If you want to ensure that a particular message not be deleted, you can put it in your ‘archive.’ It still uses up one of your 100 slots, but at least it will not be deleted by the over-writing algorithm.

Finally, if anyone sends a message of more than 160 characters, it just deletes all the text beyond that. Every Nokia phone I had previously would split overly long messages into multiple versions. With this phone, written conversations with some people take on the feeling of reading a heavily censored CIA document.

To Nokia’s software engineers: please try to be less obtuse in how you design the critical functions of your phones. Those of us who send more than thirty text messages a day consider it a key feature. A few sensible changes will leave your customers a lot less annoyed.

Author: Milan

In the spring of 2005, I graduated from the University of British Columbia with a degree in International Relations and a general focus in the area of environmental politics. In the fall of 2005, I began reading for an M.Phil in IR at Wadham College, Oxford. Outside school, I am very interested in photography, writing, and the outdoors. I am writing this blog to keep in touch with friends and family around the world, provide a more personal view of graduate student life in Oxford, and pass on some lessons I've learned here.

5 thoughts on “Bad design and the Nokia 6275i”

  1. You send more than 30 text messages a day? Do you have some special reason for wanting very strong thumbs?

  2. It is important to have strong thumbs for potential thumb-wars that may occur when we reach peak oil.

  3. Hmm, so I’m guessing some of the Blackberry texts I sent you didn’t arrive.
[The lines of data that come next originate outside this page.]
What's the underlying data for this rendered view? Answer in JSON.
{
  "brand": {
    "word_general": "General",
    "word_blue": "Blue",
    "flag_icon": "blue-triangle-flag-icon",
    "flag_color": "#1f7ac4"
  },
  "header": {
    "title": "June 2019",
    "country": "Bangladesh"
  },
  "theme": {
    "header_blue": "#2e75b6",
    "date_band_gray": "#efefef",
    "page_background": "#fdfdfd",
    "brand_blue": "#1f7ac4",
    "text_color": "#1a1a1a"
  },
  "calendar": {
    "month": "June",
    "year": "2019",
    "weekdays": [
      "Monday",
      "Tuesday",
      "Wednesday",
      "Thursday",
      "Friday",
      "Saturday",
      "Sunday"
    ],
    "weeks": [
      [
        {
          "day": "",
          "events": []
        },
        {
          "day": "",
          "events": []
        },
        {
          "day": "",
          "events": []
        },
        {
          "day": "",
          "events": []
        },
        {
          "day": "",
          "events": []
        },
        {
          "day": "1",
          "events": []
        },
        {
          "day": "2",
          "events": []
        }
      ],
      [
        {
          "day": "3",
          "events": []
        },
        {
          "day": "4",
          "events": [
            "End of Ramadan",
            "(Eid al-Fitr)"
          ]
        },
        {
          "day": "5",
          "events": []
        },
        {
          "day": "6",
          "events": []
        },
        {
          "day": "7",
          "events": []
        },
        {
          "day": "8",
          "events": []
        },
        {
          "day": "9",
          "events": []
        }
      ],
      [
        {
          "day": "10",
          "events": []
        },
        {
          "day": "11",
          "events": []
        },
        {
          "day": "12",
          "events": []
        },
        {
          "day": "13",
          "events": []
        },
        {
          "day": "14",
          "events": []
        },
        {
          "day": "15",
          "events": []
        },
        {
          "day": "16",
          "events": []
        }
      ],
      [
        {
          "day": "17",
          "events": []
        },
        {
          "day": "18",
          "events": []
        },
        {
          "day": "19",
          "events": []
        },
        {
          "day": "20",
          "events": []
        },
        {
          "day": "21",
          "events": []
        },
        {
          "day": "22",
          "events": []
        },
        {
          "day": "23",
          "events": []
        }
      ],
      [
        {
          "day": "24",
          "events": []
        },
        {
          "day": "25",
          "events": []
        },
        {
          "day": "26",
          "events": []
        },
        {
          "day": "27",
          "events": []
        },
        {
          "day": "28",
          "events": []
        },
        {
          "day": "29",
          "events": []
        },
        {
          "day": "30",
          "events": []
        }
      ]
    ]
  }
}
At least with my Sony Ericsson it beeps to let you know the messages box is full and once you’ve created some space you receive the limbo messages.

  4. The 6275i has another weird and irrational limit: for some strange reason, you can only store 245 photos, no matter how much space is on your micro SD card. I had over a gig of space left, but it wouldn’t store any more until I cleared off the old ones.

    I hope my next phone is cleverer.